Dr. Eskandar is now director of Functional Neurosurgery at MGH, treating disorders such as Parkinson Disease, Epilepsy, and chronic Pain. He also heads a large and active research laboratory investigating the cortex and basal ganglia (BG), a group of centrally located nuclei in the brain. The basal ganglia play a central role in theories of learning, motivation, and cognitive control. The laboratory uses microelectrode recordings and electrical micro-stimulation to evaluate the role of the BG in both primates and humans performing complex behavioral tasks. The laboratory is uniquely positioned in that ideas from the bench can quickly be tested in the clinical arena and vice-versa.

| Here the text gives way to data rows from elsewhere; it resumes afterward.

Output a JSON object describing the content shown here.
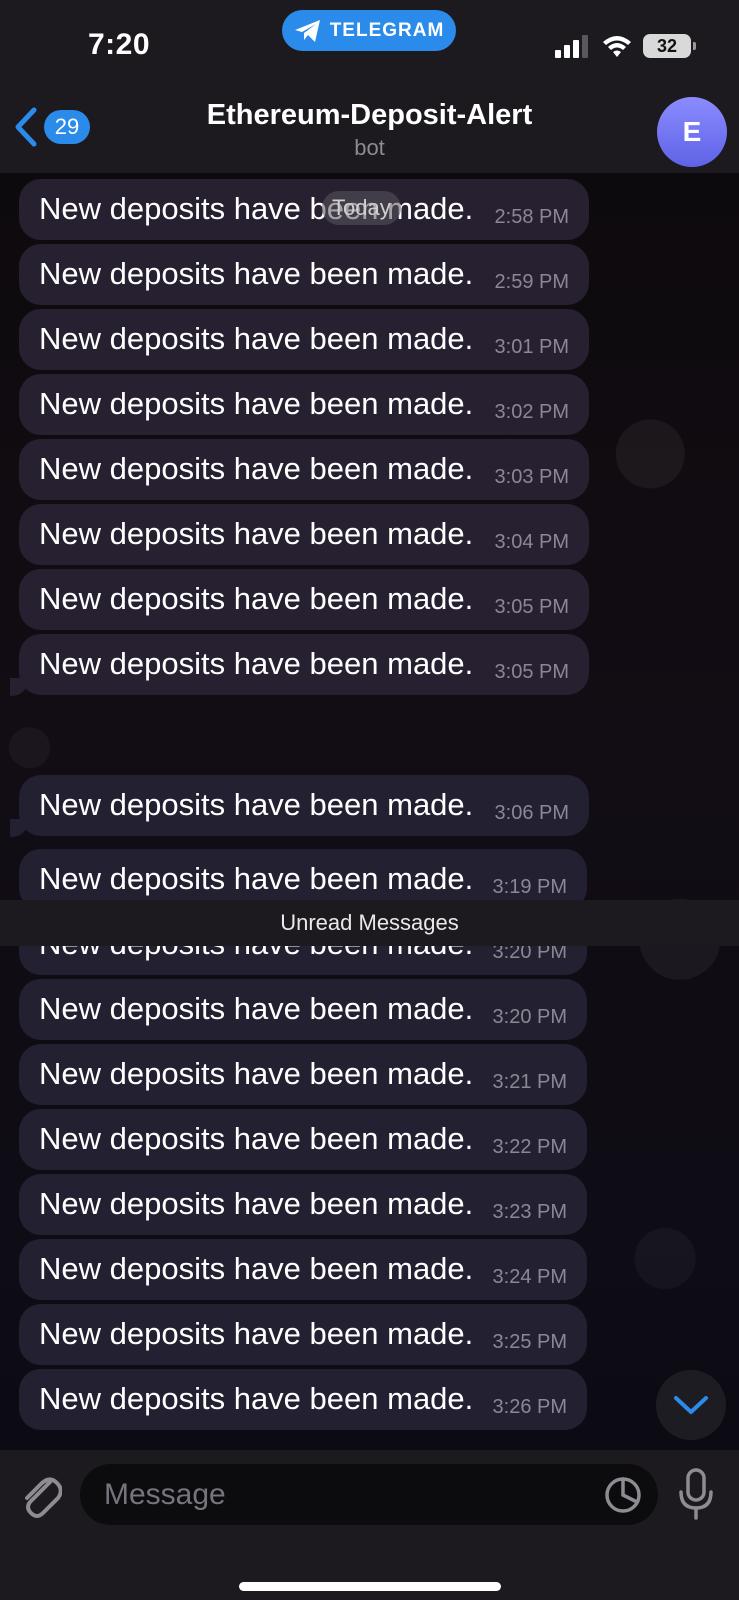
{
  "status_bar": {
    "time": "7:20",
    "app_pill": "TELEGRAM",
    "battery": "32"
  },
  "header": {
    "back_count": "29",
    "title": "Ethereum-Deposit-Alert",
    "subtitle": "bot",
    "avatar_letter": "E"
  },
  "date_pill": "Today",
  "unread_divider": "Unread Messages",
  "messages": [
    {
      "text": "New deposits have been made.",
      "time": "2:58 PM"
    },
    {
      "text": "New deposits have been made.",
      "time": "2:59 PM"
    },
    {
      "text": "New deposits have been made.",
      "time": "3:01 PM"
    },
    {
      "text": "New deposits have been made.",
      "time": "3:02 PM"
    },
    {
      "text": "New deposits have been made.",
      "time": "3:03 PM"
    },
    {
      "text": "New deposits have been made.",
      "time": "3:04 PM"
    },
    {
      "text": "New deposits have been made.",
      "time": "3:05 PM"
    },
    {
      "text": "New deposits have been made.",
      "time": "3:05 PM"
    },
    {
      "text": "New deposits have been made.",
      "time": "3:06 PM"
    },
    {
      "text": "New deposits have been made.",
      "time": "3:19 PM"
    },
    {
      "text": "New deposits have been made.",
      "time": "3:20 PM"
    },
    {
      "text": "New deposits have been made.",
      "time": "3:20 PM"
    },
    {
      "text": "New deposits have been made.",
      "time": "3:21 PM"
    },
    {
      "text": "New deposits have been made.",
      "time": "3:22 PM"
    },
    {
      "text": "New deposits have been made.",
      "time": "3:23 PM"
    },
    {
      "text": "New deposits have been made.",
      "time": "3:24 PM"
    },
    {
      "text": "New deposits have been made.",
      "time": "3:25 PM"
    },
    {
      "text": "New deposits have been made.",
      "time": "3:26 PM"
    }
  ],
  "input": {
    "placeholder": "Message"
  },
  "colors": {
    "accent": "#2a8bea",
    "bubble": "#272030",
    "bar": "#1c1a1f"
  }
}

The Eskandar lab has made important scientific contributions in recent years. For example, one study, published in Nature Neuroscience, found that a part of the brain called the Cingulate Cortex plays an important role in linking reward information with action selection. Another study, also published in Nature Neuroscience, found that delivering micro-stimulation in a part of the basal ganglia, the caudate nucleus, significantly increases the rate of learning beyond baseline rates. These findings suggest that the caudate plays a critical role in learning, and that learning can be enhanced to promote recovery after brain injury.  One very recent study, published in Nature, found that the cingulate cortex plays an important role in adapting to varying degrees of cognitive difficulty. Dr. Eskandar has authored over 90 peer-reviewed papers, many in high impact journals such as Nature, Nature Neuroscience, PNAS, J. Neuroscience, Brain, and Cerebral Cortex. 
Dr. Eskandar has been the recipient of numerous honors and awards including the Grass Neuroscience Fellowship, National Research Service Award, the Excellence in Teaching Award at Harvard Medical School, and Excellence in Teaching Award from MGH Residents. He was also awarded the Howard Hughes Medical Institute Physician Scientist Early Career Award, an award from the Klingenstein Foundation, and a Harvard Catalyst Grant. In addition Dr. Eskandar has successfully obtained funding from the National Institutes of Health (NIH) and the National Science Foundation (NSF).